As late as the 1860s, people came from all around to chop down the big trees in the Sierras for lumber. Thanks to John Muir’s nature writing and newspaperman George Stewart’s editorial comments, public opinion led to the formation of Sequoia National Park a few decades later. Today, there are a number of trails leading park visitors to the few isolated groves of sequoias that remain in the Sierra Nevada Mountains. Some of these trees are said to be over 3,000 years old!

Mountain yellow-legged frog, courtesy/Adam Backlin, USGS

Endangered Species

Although the sequoias are not an endangered specie, other plants and animals in the park are. The mountain yellow-legged frog, the highest-dwelling amphibian in the United States, is one such creature. It lives along the headwaters of the Kaweah River in Sequoia National Park and hibernates nine to ten months of the year. Its numbers have collapsed by about ninety percent. For more information on this once-abundant frog, read John Upton’s 2012 Bay Area Citizen Wildlife Magazine article at http://www.baycitizen.org/wildlife/story/once-abundant-frog-may-deemed-endangered/

Of Beetles and Rocks

photo courtesy of MCZ Type Database @ Harvard Entomology

Trachykele opulenta Fall, a bore beetle, may or may not be threatened. It was discovered at Beetle Rock in Sequoia National Park around 1906. Because these beetles live in tree tops during their flight period, they are seldom seen. Their status has not been evaluated.

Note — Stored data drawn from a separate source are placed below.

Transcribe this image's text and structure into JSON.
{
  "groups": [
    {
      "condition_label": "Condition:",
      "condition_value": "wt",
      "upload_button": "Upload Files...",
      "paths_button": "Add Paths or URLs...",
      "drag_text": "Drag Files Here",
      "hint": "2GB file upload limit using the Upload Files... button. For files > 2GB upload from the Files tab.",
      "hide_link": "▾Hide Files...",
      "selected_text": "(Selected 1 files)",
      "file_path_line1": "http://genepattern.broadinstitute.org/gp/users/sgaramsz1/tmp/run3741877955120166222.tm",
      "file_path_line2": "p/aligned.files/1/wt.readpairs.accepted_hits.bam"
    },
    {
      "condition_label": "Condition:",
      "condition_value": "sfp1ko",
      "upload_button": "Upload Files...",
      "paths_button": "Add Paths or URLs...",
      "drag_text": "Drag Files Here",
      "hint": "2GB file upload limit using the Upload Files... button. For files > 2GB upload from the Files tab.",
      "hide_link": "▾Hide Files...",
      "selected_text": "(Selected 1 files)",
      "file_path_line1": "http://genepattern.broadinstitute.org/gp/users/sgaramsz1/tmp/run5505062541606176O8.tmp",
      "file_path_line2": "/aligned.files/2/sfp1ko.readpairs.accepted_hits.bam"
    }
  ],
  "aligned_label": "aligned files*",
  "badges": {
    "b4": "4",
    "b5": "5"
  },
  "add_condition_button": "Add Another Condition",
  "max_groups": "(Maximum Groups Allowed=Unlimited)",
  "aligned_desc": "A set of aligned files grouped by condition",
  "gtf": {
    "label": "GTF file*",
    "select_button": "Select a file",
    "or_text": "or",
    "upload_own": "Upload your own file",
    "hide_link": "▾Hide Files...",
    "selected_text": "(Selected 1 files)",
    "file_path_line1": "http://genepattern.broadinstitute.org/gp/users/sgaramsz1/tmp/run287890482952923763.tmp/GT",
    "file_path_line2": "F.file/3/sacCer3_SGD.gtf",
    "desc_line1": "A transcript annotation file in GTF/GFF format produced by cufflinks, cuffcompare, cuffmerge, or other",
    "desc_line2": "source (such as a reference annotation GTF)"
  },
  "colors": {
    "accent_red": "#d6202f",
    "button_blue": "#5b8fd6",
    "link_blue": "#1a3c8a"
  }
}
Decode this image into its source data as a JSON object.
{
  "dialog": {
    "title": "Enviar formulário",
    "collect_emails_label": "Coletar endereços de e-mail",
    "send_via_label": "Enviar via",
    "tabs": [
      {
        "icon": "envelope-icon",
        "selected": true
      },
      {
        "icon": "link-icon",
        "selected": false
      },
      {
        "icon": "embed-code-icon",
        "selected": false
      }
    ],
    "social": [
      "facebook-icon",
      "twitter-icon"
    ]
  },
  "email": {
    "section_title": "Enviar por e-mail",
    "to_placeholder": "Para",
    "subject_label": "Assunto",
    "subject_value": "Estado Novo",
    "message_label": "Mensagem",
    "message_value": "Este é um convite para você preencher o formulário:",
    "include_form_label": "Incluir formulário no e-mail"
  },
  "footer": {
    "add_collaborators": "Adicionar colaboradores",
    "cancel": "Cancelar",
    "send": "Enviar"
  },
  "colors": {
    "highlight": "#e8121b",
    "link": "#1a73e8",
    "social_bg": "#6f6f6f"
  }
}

The photograph above is of an adult Trachykele opulenta Fall. This particular specimen was collected from Beetle Rock in 1906. It is part of Harvard University’s H.C. Fall Collection. If you go to Sequoia National Park, visit Beetle Rock. Maybe you’ll spot one of these creatures. I didn’t, but lying on this mass of granite enjoying the sun and views was enervating. When you visit Beetle Rock also go see The Sentinel tree, a 2,200 year old sequoia  that is just a stone’s throw away from the rock. Of course, don’t forget to go see the rest of the mighty giants in the Giant Forest.

Below are photos of:

  • Beetle Rock where Trachykele opulenta Fall was discovered around 1906, and
  • two of the mighty trees, the Sentinel and the General Sherman.
beetle rock, i
2,200 year old Sentinel Tree
General Sherman Tree, older than the Sentinel Tree(?)

Crystal Cave

About a forty-minute drive from our lodge (Wuksachi Lodge) is the marble karst Crystal Cave. Temperatures in the cave remain constant at about 58 degrees year round so there is no need to worry that it will be too hot or cold when you visit. A lightweight jacket is sufficient to keep you warm.

Crystal Cave consists of several large rooms with the most intricate designs. The patterns on the walls and ceilings will most certainly turn up in my paintings. The marble, the shiny crystal-like sparkles within the karst, the patterns that remind me of brain coral, all are incredibly beautiful. Look closely at the photographs below and see if you see any of the figures I saw in the formations.

Details to note
  • There is a half mile walk down to the cave. (Give yourself plenty of time to stop and enjoy the waterfall on your way down.)
  • Crystal Cave is open from mid-May through November.
  • Tours last around 45 minutes and tickets sell out fast. You must purchase your tickets in advance. (We bought ours at the Lodgepole ticket office.)
  • The last tour of the day is at 4:00 p.m.
  • Tours cost $13. (There is a candlelight tour that costs a few dollars more. These are offered from the end of June until mid-August.)